I think this is a false economy and can't last as solution to an inherently problematic business model. I'd wager money on the stats from these "unobtrusive" ads leading to click throughs and additional revenue when displayed to adblock users is going to decrease because of this, how is the advertising world going to cope with this? I'm guessing at the very least these types of adverts will simply reduce in value, surely they have to? There is an obvious correlation between how intrusive the ad is and the likelihood of clicks to susceptible users, hence more intrusive ads have an inherently higher value and vice versa. This has to be true otherwise we wouldn't have fallen into this problem of ubiquitous intrusive ads in the first place, they got out of hand because they worked!
If the value of un-intrusive ads drop so does the ad revenue for those people hosting them, in the worst case scenario I can foresee adverts being "classified" by not only adblock users but by affiliate marketing businesses, and then graded by value. If the websites have no way to serve unintrusive ads to adblock users and intrusive ads to non-adblock users then their overall revenue may suffer more for sticking to unobtrusive ads, In some cases maybe forcing them to abandon unintrusive ads and adopt more intrusive ones for greater revenue.

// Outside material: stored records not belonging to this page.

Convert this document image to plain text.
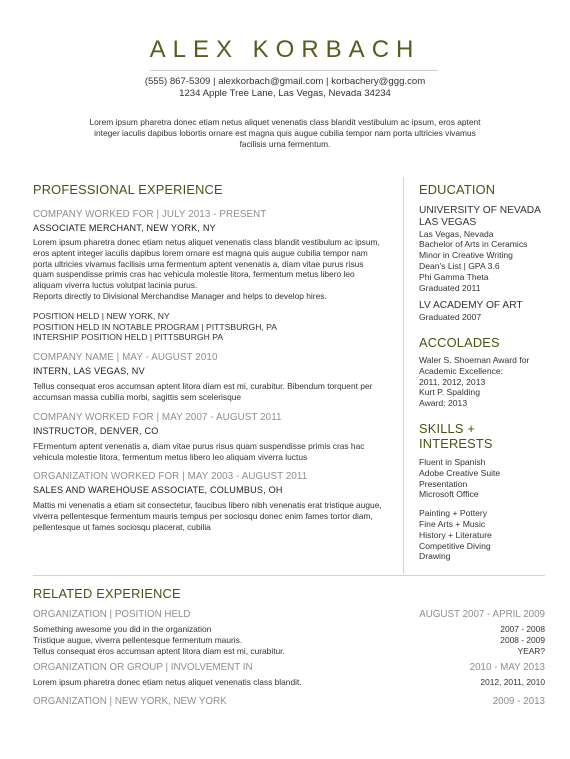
ALEX KORBACH
(555) 867-5309 | alexkorbach@gmail.com | korbachery@ggg.com
1234 Apple Tree Lane, Las Vegas, Nevada 34234
Lorem ipsum pharetra donec etiam netus aliquet venenatis class blandit vestibulum ac ipsum, eros aptent integer iaculis dapibus lobortis ornare est magna quis augue cubilia tempor nam porta ultricies vivamus facilisis urna fermentum.
PROFESSIONAL EXPERIENCE
COMPANY WORKED FOR | JULY 2013 - PRESENT
ASSOCIATE MERCHANT, NEW YORK, NY
Lorem ipsum pharetra donec etiam netus aliquet venenatis class blandit vestibulum ac ipsum, eros aptent integer iaculis dapibus lorem ornare est magna quis augue cubilia tempor nam porta ultricies vivamus facilisis urna fermentum aptent venenatis a, diam vitae purus risus quam suspendisse primis cras hac vehicula molestie litora, fermentum metus libero leo aliquam viverra luctus volutpat lacinia purus.
Reports directly to Divisional Merchandise Manager and helps to develop hires.
POSITION HELD | NEW YORK, NY
POSITION HELD IN NOTABLE PROGRAM | PITTSBURGH, PA
INTERSHIP POSITION HELD | PITTSBURGH PA
COMPANY NAME | MAY - AUGUST 2010
INTERN, LAS VEGAS, NV
Tellus consequat eros accumsan aptent litora diam est mi, curabitur. Bibendum torquent per accumsan massa cubilia morbi, sagittis sem scelerisque
COMPANY WORKED FOR | MAY 2007 - AUGUST 2011
INSTRUCTOR, DENVER, CO
FErmentum aptent venenatis a, diam vitae purus risus quam suspendisse primis cras hac vehicula molestie litora, fermentum metus libero leo aliquam viverra luctus
ORGANIZATION WORKED FOR | MAY 2003 - AUGUST 2011
SALES AND WAREHOUSE ASSOCIATE, COLUMBUS, OH
Mattis mi venenatis a etiam sit consectetur, faucibus libero nibh venenatis erat tristique augue, viverra pellentesque fermentum mauris tempus per sociosqu donec enim fames tortor diam, pellentesque ut fames sociosqu placerat, cubilia
EDUCATION
UNIVERSITY OF NEVADA
LAS VEGAS
Las Vegas, Nevada
Bachelor of Arts in Ceramics
Minor in Creative Writing
Dean's List | GPA 3.6
Phi Gamma Theta
Graduated 2011
LV ACADEMY OF ART
Graduated 2007
ACCOLADES
Waler S. Shoeman Award for
Academic Excellence:
2011, 2012, 2013
Kurt P. Spalding
Award: 2013
SKILLS + INTERESTS
Fluent in Spanish
Adobe Creative Suite
Presentation
Microsoft Office
Painting + Pottery
Fine Arts + Music
History + Literature
Competitive Diving
Drawing
RELATED EXPERIENCE
ORGANIZATION | POSITION HELD	AUGUST 2007 - APRIL 2009
Something awesome you did in the organization	2007 - 2008
Tristique augue, viverra pellentesque fermentum mauris.	2008 - 2009
Tellus consequat eros accumsan aptent litora diam est mi, curabitur.	YEAR?
ORGANIZATION OR GROUP | INVOLVEMENT IN	2010 - MAY 2013
Lorem ipsum pharetra donec etiam netus aliquet venenatis class blandit.	2012, 2011, 2010
ORGANIZATION | NEW YORK, NEW YORK	2009 - 2013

Generalized as a theory, I would say the advertising business model relies on serving ads in an environment the user had little control over, slowly control has been handed to the users so the total amount of revenue in this space is decreasing as a function of increasing adblocking usage, there's no way to get that revenue back unless technical measures are taken to remove control from the users. The users lowered revenue for the websites and now we're just working together (users+website) to pass that loss on to the advertisers, it might work for a few years but I don't think that'll be sustainable. It'll be a shift in technology and loss in control for end users that will genuinely bring back revenue (I'm thinking servers rendering pages server side and simply sending flat images back to the users where adverts are baked into content, then we're all screwed!)